Encode 25 Mbps MPEG-2 Files with Episode Pro
I made an interesting finding recently in regards to encoding 25 Mbps MPEG-2 files using Episode Pro. Not many tools that I've seen allow you to encode to really high bit rates such as 25 Mbps but Episode Pro which is only available for the Mac does. Episode Pro is unique in that the application allows the end user to have complete control over the encoding process as it relates to compression settings, filters and other settings. Not only will Episode Pro encode 25 Mbps MPEG-2 files it will encode 34 Mbps MPEG-2 files as well. Actually, the tool will let you go as high as you want in reference to your bit rate.
Here's how to do it:
You'll first need to duplicate one of the MPEG-2 NTSC compression settings and then name it based on your bit rate.
Next you can double click your compression setting and select the Video tab and under the Bitrate control select CBR. For Average rate type in 25000 kbps or whatever bit rate you desire. Save your setting and apply to your video source.
Why Encode at a 25 Mbps data rate for MPEG-2 files?
Broadcast and Cable TV Spot distribution are reasons to encode MPEG-2 files to 25 Mbps. "DGFastchannel requests MPEG-2 Program streams ranging from 10Mbps to a max of 25Mbps. Of course one might want that maximum quality data rate throughout. You FTP them the spot and the traffic instructions and they deliver to the Broadcast or Cable TV provider. I've done this myself with Episode Pro. The result is that you don't have to go back to BetaSP (or any other tape format) and there's no need to ship the tape." said Craig Seeman, Owner of Third Planet Video.

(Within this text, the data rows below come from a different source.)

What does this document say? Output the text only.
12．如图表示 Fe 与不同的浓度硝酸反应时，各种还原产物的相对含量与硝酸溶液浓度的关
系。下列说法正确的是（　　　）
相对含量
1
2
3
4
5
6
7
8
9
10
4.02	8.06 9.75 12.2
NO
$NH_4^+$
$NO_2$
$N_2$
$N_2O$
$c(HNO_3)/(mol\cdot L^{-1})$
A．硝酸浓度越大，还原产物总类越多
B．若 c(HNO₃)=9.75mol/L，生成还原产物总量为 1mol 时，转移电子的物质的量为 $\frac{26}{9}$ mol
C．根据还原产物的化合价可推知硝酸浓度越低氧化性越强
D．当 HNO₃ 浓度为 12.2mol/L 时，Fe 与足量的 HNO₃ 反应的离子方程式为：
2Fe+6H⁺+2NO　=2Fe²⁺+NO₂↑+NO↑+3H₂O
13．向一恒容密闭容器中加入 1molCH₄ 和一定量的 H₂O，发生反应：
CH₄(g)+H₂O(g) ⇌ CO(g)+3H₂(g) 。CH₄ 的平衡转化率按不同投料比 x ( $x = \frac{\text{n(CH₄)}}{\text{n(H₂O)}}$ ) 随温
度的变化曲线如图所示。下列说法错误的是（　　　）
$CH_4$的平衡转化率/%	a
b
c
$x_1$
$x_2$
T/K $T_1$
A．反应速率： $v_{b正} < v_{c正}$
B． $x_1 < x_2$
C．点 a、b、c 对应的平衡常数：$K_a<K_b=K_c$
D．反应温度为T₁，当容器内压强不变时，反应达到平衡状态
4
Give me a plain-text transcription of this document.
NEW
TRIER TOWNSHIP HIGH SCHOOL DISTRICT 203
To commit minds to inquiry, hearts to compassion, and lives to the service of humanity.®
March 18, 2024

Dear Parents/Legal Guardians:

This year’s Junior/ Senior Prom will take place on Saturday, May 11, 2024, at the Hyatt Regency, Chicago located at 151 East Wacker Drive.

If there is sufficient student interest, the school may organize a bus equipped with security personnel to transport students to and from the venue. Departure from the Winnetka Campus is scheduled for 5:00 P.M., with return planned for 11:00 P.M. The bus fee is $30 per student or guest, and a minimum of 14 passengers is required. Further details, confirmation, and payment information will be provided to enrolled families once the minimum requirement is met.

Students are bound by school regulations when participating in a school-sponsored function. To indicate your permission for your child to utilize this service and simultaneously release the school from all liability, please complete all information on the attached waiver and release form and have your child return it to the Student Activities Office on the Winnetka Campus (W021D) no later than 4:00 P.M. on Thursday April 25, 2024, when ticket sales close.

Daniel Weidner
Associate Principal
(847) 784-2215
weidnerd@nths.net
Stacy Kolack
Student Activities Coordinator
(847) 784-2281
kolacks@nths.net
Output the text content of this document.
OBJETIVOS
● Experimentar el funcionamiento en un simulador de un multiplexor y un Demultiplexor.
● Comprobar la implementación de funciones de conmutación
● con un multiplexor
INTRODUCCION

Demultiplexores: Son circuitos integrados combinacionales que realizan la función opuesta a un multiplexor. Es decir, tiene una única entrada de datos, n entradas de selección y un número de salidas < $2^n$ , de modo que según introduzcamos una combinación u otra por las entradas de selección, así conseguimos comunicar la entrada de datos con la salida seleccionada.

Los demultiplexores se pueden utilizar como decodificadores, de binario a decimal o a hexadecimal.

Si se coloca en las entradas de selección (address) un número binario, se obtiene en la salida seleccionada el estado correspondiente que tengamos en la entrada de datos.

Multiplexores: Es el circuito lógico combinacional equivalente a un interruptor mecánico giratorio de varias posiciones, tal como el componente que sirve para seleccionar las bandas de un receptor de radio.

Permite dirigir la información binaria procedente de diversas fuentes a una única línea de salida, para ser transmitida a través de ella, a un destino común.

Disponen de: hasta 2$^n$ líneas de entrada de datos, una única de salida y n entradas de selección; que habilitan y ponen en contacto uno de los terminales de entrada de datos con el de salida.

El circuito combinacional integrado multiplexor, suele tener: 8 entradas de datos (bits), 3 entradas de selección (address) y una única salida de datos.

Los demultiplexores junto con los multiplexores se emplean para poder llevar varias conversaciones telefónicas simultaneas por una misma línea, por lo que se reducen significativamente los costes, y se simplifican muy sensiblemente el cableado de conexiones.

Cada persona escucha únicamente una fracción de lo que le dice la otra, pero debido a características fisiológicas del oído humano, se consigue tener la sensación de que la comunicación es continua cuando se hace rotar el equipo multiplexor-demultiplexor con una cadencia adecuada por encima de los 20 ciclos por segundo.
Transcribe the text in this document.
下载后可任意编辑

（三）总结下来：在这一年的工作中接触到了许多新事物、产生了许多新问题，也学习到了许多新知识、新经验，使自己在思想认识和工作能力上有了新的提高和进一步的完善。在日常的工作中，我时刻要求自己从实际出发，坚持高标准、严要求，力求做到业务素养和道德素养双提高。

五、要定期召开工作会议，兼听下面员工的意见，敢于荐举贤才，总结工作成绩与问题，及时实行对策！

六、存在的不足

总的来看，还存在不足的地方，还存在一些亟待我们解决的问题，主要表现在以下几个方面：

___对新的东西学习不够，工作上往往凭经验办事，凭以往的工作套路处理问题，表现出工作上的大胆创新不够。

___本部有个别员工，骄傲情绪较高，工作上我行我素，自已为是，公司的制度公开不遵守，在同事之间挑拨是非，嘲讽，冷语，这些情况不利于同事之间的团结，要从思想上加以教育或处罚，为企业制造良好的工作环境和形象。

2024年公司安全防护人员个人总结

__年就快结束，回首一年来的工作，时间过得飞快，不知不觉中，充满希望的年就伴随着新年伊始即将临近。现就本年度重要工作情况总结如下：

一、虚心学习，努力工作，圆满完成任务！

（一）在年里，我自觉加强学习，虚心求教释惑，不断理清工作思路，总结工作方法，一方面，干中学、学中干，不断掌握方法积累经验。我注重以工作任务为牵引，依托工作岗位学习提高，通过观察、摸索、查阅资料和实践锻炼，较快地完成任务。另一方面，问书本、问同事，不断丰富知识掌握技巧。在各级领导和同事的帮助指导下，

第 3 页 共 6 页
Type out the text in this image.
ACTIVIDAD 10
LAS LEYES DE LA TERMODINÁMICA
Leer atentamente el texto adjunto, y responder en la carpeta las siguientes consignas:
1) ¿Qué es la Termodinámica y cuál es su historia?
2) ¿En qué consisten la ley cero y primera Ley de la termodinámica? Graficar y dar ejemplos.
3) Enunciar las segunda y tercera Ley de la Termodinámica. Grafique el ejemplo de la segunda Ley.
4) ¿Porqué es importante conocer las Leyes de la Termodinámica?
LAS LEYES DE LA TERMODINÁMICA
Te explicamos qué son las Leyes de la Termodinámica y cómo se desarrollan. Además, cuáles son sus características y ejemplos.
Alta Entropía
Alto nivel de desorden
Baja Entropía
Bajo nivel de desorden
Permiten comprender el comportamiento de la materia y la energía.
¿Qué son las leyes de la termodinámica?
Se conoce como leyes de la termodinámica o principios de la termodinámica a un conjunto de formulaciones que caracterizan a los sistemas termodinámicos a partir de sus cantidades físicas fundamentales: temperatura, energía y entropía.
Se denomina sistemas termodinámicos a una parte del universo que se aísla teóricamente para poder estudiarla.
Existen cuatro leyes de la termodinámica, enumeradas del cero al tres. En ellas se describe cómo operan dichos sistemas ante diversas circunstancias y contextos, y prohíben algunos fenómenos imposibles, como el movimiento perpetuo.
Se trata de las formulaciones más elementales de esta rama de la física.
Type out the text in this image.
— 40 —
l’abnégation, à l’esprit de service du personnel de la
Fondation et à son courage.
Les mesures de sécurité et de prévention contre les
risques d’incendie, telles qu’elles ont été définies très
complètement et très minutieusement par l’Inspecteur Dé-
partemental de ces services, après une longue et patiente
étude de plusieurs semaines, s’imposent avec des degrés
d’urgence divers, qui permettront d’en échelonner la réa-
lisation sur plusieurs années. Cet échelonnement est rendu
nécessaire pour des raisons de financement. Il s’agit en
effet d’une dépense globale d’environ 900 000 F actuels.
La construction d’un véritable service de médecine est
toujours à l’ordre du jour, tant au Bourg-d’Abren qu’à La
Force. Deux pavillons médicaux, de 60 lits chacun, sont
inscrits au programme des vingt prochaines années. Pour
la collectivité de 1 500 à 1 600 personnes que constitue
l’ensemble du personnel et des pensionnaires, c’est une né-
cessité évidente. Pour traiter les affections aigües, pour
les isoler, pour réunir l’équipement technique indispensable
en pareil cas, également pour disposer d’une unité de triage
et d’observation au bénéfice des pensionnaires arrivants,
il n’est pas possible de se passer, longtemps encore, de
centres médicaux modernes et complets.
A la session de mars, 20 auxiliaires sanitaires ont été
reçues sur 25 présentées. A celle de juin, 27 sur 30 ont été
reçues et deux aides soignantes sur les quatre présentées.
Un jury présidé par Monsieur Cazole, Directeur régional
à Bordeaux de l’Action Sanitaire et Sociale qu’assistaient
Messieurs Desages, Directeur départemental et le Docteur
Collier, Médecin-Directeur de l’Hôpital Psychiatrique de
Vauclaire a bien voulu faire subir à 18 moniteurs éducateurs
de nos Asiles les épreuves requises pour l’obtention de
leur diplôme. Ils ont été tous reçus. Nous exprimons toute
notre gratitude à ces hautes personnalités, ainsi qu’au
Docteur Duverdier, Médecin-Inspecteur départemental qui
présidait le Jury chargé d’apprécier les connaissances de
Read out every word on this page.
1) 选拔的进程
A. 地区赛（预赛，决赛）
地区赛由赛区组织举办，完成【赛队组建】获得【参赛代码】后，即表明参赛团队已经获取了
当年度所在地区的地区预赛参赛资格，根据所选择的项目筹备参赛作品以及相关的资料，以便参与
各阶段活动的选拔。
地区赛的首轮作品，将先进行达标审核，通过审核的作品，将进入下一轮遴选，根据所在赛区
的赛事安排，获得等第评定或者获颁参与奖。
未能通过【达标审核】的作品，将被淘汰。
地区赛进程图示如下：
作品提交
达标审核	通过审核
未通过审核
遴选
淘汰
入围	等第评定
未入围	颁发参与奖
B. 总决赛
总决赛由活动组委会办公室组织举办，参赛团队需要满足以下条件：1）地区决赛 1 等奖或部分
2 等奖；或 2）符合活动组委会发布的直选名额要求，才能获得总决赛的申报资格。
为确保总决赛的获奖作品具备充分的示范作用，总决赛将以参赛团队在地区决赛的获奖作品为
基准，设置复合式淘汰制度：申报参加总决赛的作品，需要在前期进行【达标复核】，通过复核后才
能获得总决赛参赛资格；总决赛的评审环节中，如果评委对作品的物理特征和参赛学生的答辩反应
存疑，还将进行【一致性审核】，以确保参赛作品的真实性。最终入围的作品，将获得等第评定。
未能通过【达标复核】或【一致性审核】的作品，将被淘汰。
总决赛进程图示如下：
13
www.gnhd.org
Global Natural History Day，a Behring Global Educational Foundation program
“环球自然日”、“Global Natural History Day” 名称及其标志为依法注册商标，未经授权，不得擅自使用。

Craig really likes the DGFastchannel service and recommends that other use such a service. He says their are some specifics to consider if you plan to use the DGFastchannel service. Craig Seeman of Third Planet Video says, "They request top field first and a specific GOP structure. I also do it as a 2 Pass CBR encode. Since they require the file to be 720x480, the resize scales it down from 720x486 (Typical of Beta source material editing as 8 or 10 bit uncompressed in FCP for example). If your FCP timeline source is 720x480 (DVCAM for example), you can turn off the resize filter."
"While there is a cost to using DGFastchannel, it saves the cost of going back to tape, the risk of a bad dub, dealing with shipping. It's an overall cost and time savings", says Craig Seeman, Owner of Third Planet Video.
Note: Special thanks to Craig Seeman, Owner of Third Planet Video and a Flip4Mac Consultant for his contributions on this write-up.